このメンバーでここに来たということは、護衛依頼の発注に決まっている。世間知らずのお嬢様達であれば、うまくすれば途中で色々と追加料金を巻き上げられるかも知れない。ギルドを通した受注ではあまり無茶はできないが、護衛の途中で「追加依頼」を持ち掛ければ、それはギルドとは関係ない、別口だ。そう考えた、あまり素行の良くないCランクハンター達が眼をギラつかせた。
真っ直ぐ依頼窓口へ向かうかと思っていた4人組は、なぜか依頼ボードの方へと向かい、その横にある情報ボードの前で立ち止まった。

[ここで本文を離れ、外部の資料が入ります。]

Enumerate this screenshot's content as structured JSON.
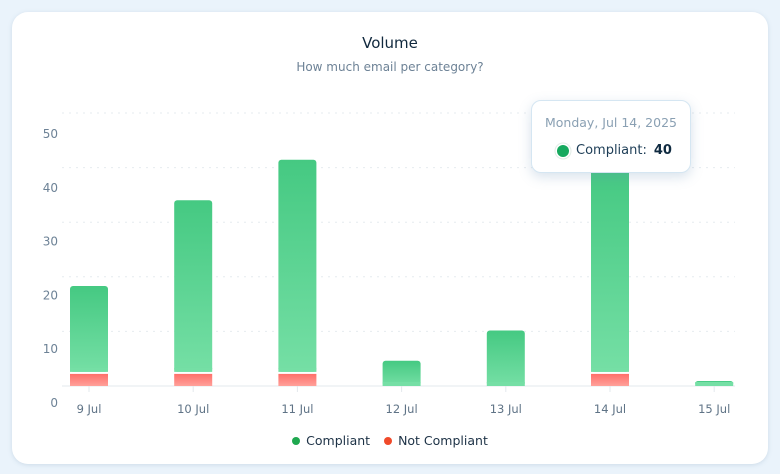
{
  "chart_data": {
    "type": "bar",
    "stacked": true,
    "title": "Volume",
    "subtitle": "How much email per category?",
    "categories": [
      "9 Jul",
      "10 Jul",
      "11 Jul",
      "12 Jul",
      "13 Jul",
      "14 Jul",
      "15 Jul"
    ],
    "series": [
      {
        "name": "Compliant",
        "values": [
          17,
          34,
          42,
          5,
          11,
          40,
          1
        ],
        "color": "#4ccb85"
      },
      {
        "name": "Not Compliant",
        "values": [
          2,
          2,
          2,
          0,
          0,
          2,
          0
        ],
        "color": "#ff7b73"
      }
    ],
    "yticks": [
      0,
      10,
      20,
      30,
      40,
      50
    ],
    "ylim": [
      0,
      50
    ],
    "grid": true,
    "legend_position": "bottom"
  },
  "legend": {
    "items": [
      {
        "label": "Compliant",
        "color": "#1fa84f"
      },
      {
        "label": "Not Compliant",
        "color": "#f04a2a"
      }
    ]
  },
  "tooltip": {
    "date": "Monday, Jul 14, 2025",
    "label": "Compliant:",
    "value": "40"
  }
}
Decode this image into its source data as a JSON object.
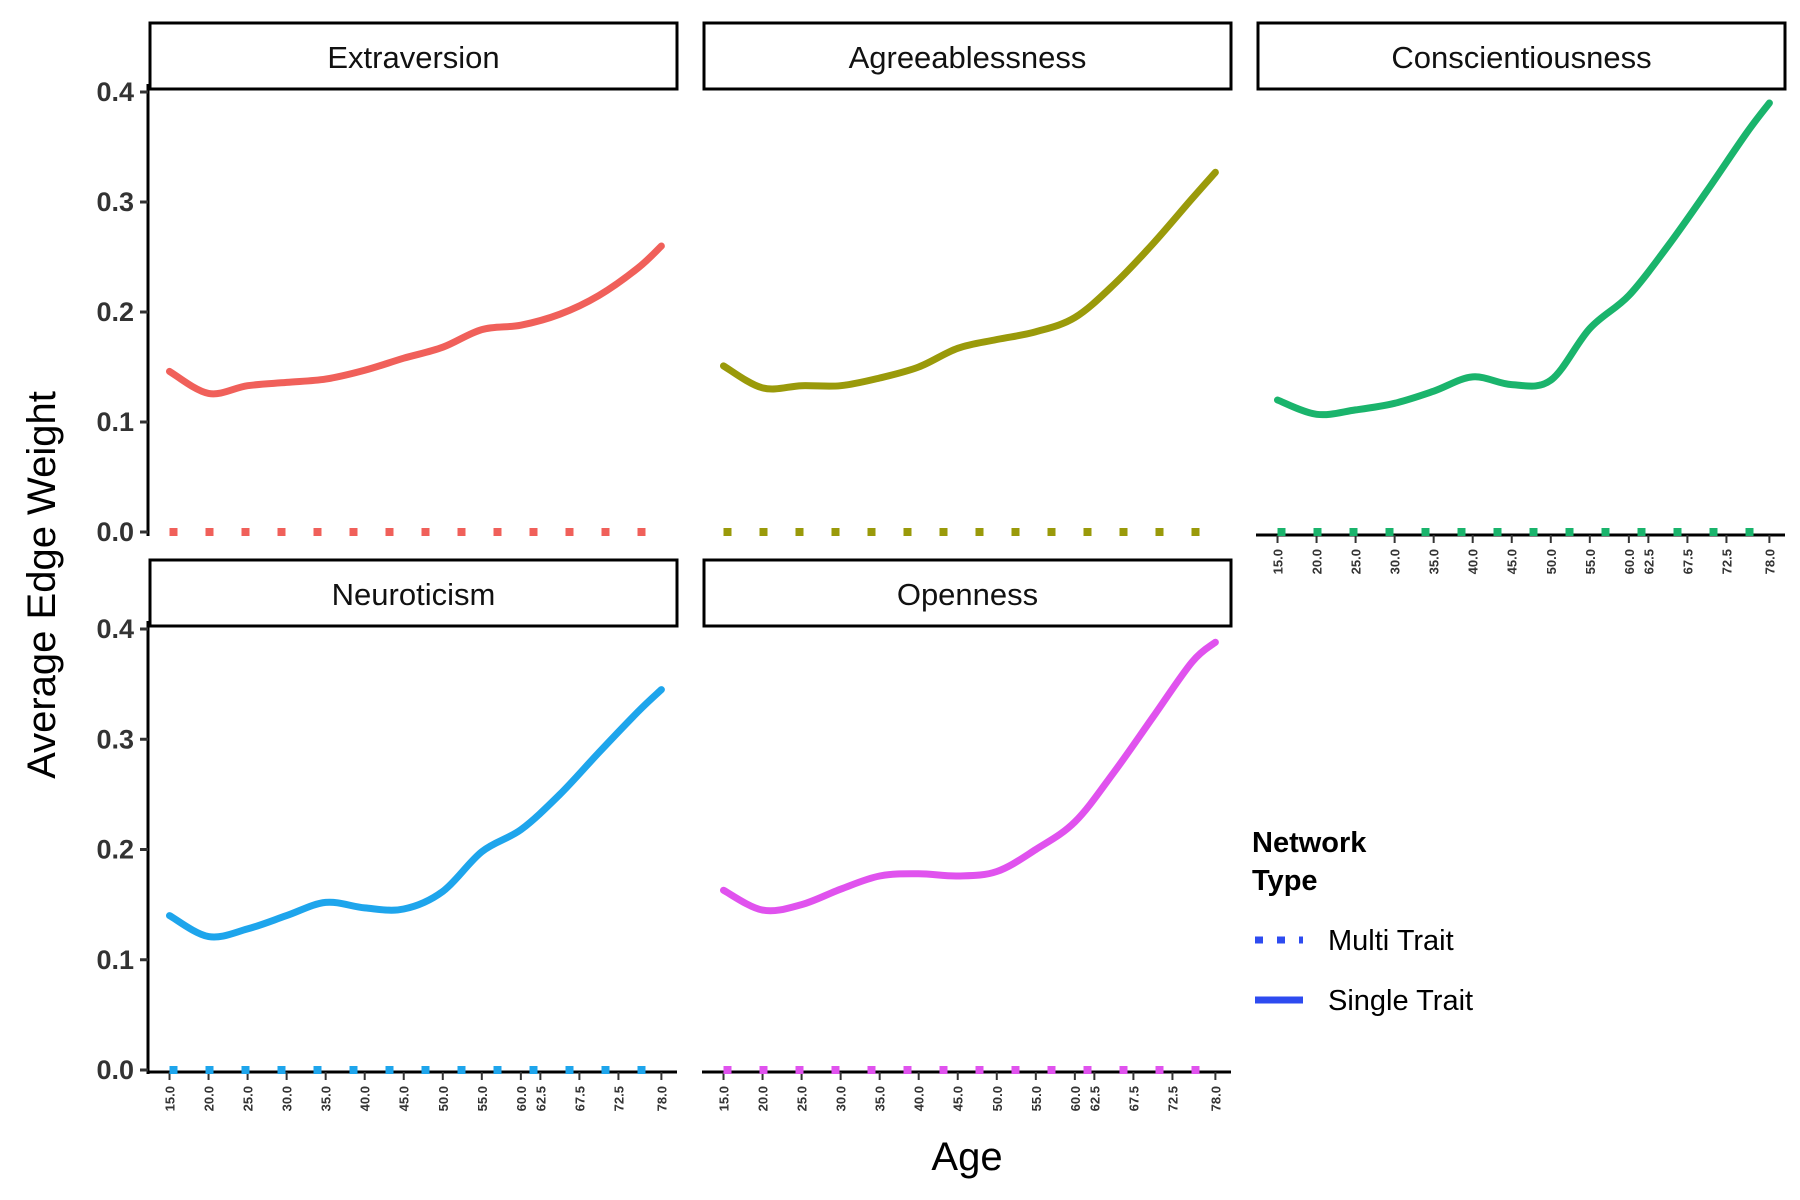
{
  "chart_data": {
    "type": "line",
    "xlabel": "Age",
    "ylabel": "Average Edge Weight",
    "ylim": [
      0,
      0.4
    ],
    "yticks": [
      0.0,
      0.1,
      0.2,
      0.3,
      0.4
    ],
    "ytick_labels": [
      "0.0",
      "0.1",
      "0.2",
      "0.3",
      "0.4"
    ],
    "xlim": [
      12.5,
      80.0
    ],
    "xticks": [
      15.0,
      20.0,
      25.0,
      30.0,
      35.0,
      40.0,
      45.0,
      50.0,
      55.0,
      60.0,
      62.5,
      67.5,
      72.5,
      78.0
    ],
    "xtick_labels": [
      "15.0",
      "20.0",
      "25.0",
      "30.0",
      "35.0",
      "40.0",
      "45.0",
      "50.0",
      "55.0",
      "60.0",
      "62.5",
      "67.5",
      "72.5",
      "78.0"
    ],
    "grid": false,
    "legend": {
      "title": "Network Type",
      "title_lines": [
        "Network",
        "Type"
      ],
      "position": "right",
      "entries": [
        {
          "label": "Multi Trait",
          "line": "dotted",
          "color": "#2d4bf0"
        },
        {
          "label": "Single Trait",
          "line": "solid",
          "color": "#2d4bf0"
        }
      ]
    },
    "x_sample": [
      15,
      20,
      25,
      30,
      35,
      40,
      45,
      50,
      55,
      60,
      65,
      70,
      75,
      78
    ],
    "panels": [
      {
        "name": "Extraversion",
        "color": "#f0605a",
        "series": [
          {
            "name": "Single Trait",
            "values": [
              0.146,
              0.126,
              0.133,
              0.136,
              0.139,
              0.147,
              0.158,
              0.168,
              0.184,
              0.188,
              0.198,
              0.215,
              0.24,
              0.26
            ]
          },
          {
            "name": "Multi Trait",
            "values": [
              0,
              0,
              0,
              0,
              0,
              0,
              0,
              0,
              0,
              0,
              0,
              0,
              0,
              0
            ]
          }
        ]
      },
      {
        "name": "Agreeablessness",
        "color": "#9a9a0a",
        "series": [
          {
            "name": "Single Trait",
            "values": [
              0.151,
              0.131,
              0.133,
              0.133,
              0.14,
              0.15,
              0.167,
              0.175,
              0.182,
              0.195,
              0.225,
              0.262,
              0.303,
              0.327
            ]
          },
          {
            "name": "Multi Trait",
            "values": [
              0,
              0,
              0,
              0,
              0,
              0,
              0,
              0,
              0,
              0,
              0,
              0,
              0,
              0
            ]
          }
        ]
      },
      {
        "name": "Conscientiousness",
        "color": "#1ab46c",
        "series": [
          {
            "name": "Single Trait",
            "values": [
              0.12,
              0.107,
              0.111,
              0.117,
              0.128,
              0.141,
              0.134,
              0.138,
              0.185,
              0.215,
              0.26,
              0.31,
              0.362,
              0.39
            ]
          },
          {
            "name": "Multi Trait",
            "values": [
              0,
              0,
              0,
              0,
              0,
              0,
              0,
              0,
              0,
              0,
              0,
              0,
              0,
              0
            ]
          }
        ]
      },
      {
        "name": "Neuroticism",
        "color": "#1ea5ec",
        "series": [
          {
            "name": "Single Trait",
            "values": [
              0.14,
              0.121,
              0.128,
              0.14,
              0.152,
              0.147,
              0.146,
              0.162,
              0.198,
              0.218,
              0.25,
              0.288,
              0.325,
              0.345
            ]
          },
          {
            "name": "Multi Trait",
            "values": [
              0,
              0,
              0,
              0,
              0,
              0,
              0,
              0,
              0,
              0,
              0,
              0,
              0,
              0
            ]
          }
        ]
      },
      {
        "name": "Openness",
        "color": "#e052ee",
        "series": [
          {
            "name": "Single Trait",
            "values": [
              0.163,
              0.145,
              0.15,
              0.164,
              0.176,
              0.178,
              0.176,
              0.18,
              0.2,
              0.225,
              0.27,
              0.32,
              0.37,
              0.388
            ]
          },
          {
            "name": "Multi Trait",
            "values": [
              0,
              0,
              0,
              0,
              0,
              0,
              0,
              0,
              0,
              0,
              0,
              0,
              0,
              0
            ]
          }
        ]
      }
    ]
  }
}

「お嬢様、このあたりで、旅人を狙う盗賊が出るそうですよ。ここはやはり、護衛を雇うべきかと」
女性剣士の提言に、来た来た、とほくそ笑むハンター達。しかし。
「え、盗賊くらい、あなたがいれば大丈夫でしょう? そんなものを雇えば、臆病者だと笑われますよ?」
(((((いやいやいやいや!)))))
貴族の少女の言葉に、全員が心の中で突っ込みを入れていた。
そして貴族の少女は、巨乳メイドの方を向いて言った。
「それに、ポーリン、あなた、休憩時間や休養日に、裏庭でいつも鍛錬していますよね、モップや竹箒を使った、『メイド流交殺法』とやらを……」
(((((いやいやいやいやいやいやいやいやいや!!)))))
それは多分、お遊びか美容体操だろ、と心の中で突っ込むが、声には出せないハンターやギルド職員達。そしてなぜか、むふー、と得意げな巨乳メイド。
「あんた達、何いい加減なこと言ってんのよ!」
そこに、赤毛の少女が声を掛けた。
「このチームのことは、私が旦那様から全権を与えられてるんだからね! 行動は私が決めるわよ!」
17~18歳の女性剣士と15~16歳の巨乳メイドがいるにも関わらず、12歳前後の子供がリーダーを任されるはずがない。つまり、若く見えるが、この少女は実際にはもっと年長、つまりドワーフかエルフなのであろう、と皆は考えた。胸の無さからも、それは間違いないであろう、と。
そして、あまりコロコロとした体型ではないことから、おそらくはドワーフではなくエルフ、もしくはその血を引く者、と。
どうやら、まともそうな者が主導権を握っているらしい。これならば、ちゃんと護衛を雇うだろう。皆がそう思った時。
「余計なお金がかかる護衛なんか、雇うわけないでしょ! 査定額以下に抑えて浮かしたお金の3分の1は私が貰えるんだから、無駄金は使わないわよ!」
(((((ええええええぇ~~っっ!)))))
リーダー役が、安全よりも、自分の利益を優先した。しかも、その「安全」には、「自分の命の安全」も含まれているというのに!
ギルド内にいる人々は、呆然であった。
「ふん、大した情報はないわね。じゃ、行くわよ。……あ!」
皆に帰るよう促しかけて、気が変わったらしき赤毛の少女。
「手持ちの現金が少なくなってたわね。お嬢様、ちょっと来て!」
呼び方は『お嬢様』であるが、敬意の欠片も籠もっていない。皆、何となくこのチームの力関係を察したのであった……。
そして、皆で買い取り受付所へ行くと。
「アレ出して!」
赤毛の少女が、貴族のお嬢様にそう命じた。もう、どちらが主人か分からない。
「あ、は、はい!」
しかし、いつものことなのか、怒りもせずに、素直に従う貴族のお嬢様。
「出でよ、オーク! えい!!」
どん!
そして突然現れた、2頭のオークの死体。
「「「「「えええええええええっっ!!」」」」」
「し、収納魔法……、そ、それも、馬鹿げた容量の……」
ハンターのひとりが、絞り出すような声で唸った。
そう、オーク2頭分の容量。それは、稀少な収納魔法使いの中でも、かなりの上位に位置する能力であった。
それ以外に取り柄のない非力な少女であっても、馬車1台分に匹敵する輸送量は、他の全ての欠点をカバーして余りある。また、大商人や貴族達にとっても、税務官の抜き打ち査察時における機密書類や物資の隠匿、違法物資の輸送や抜け荷等、使い道は無限である。
再び、ギルド中の者達の心がひとつになった。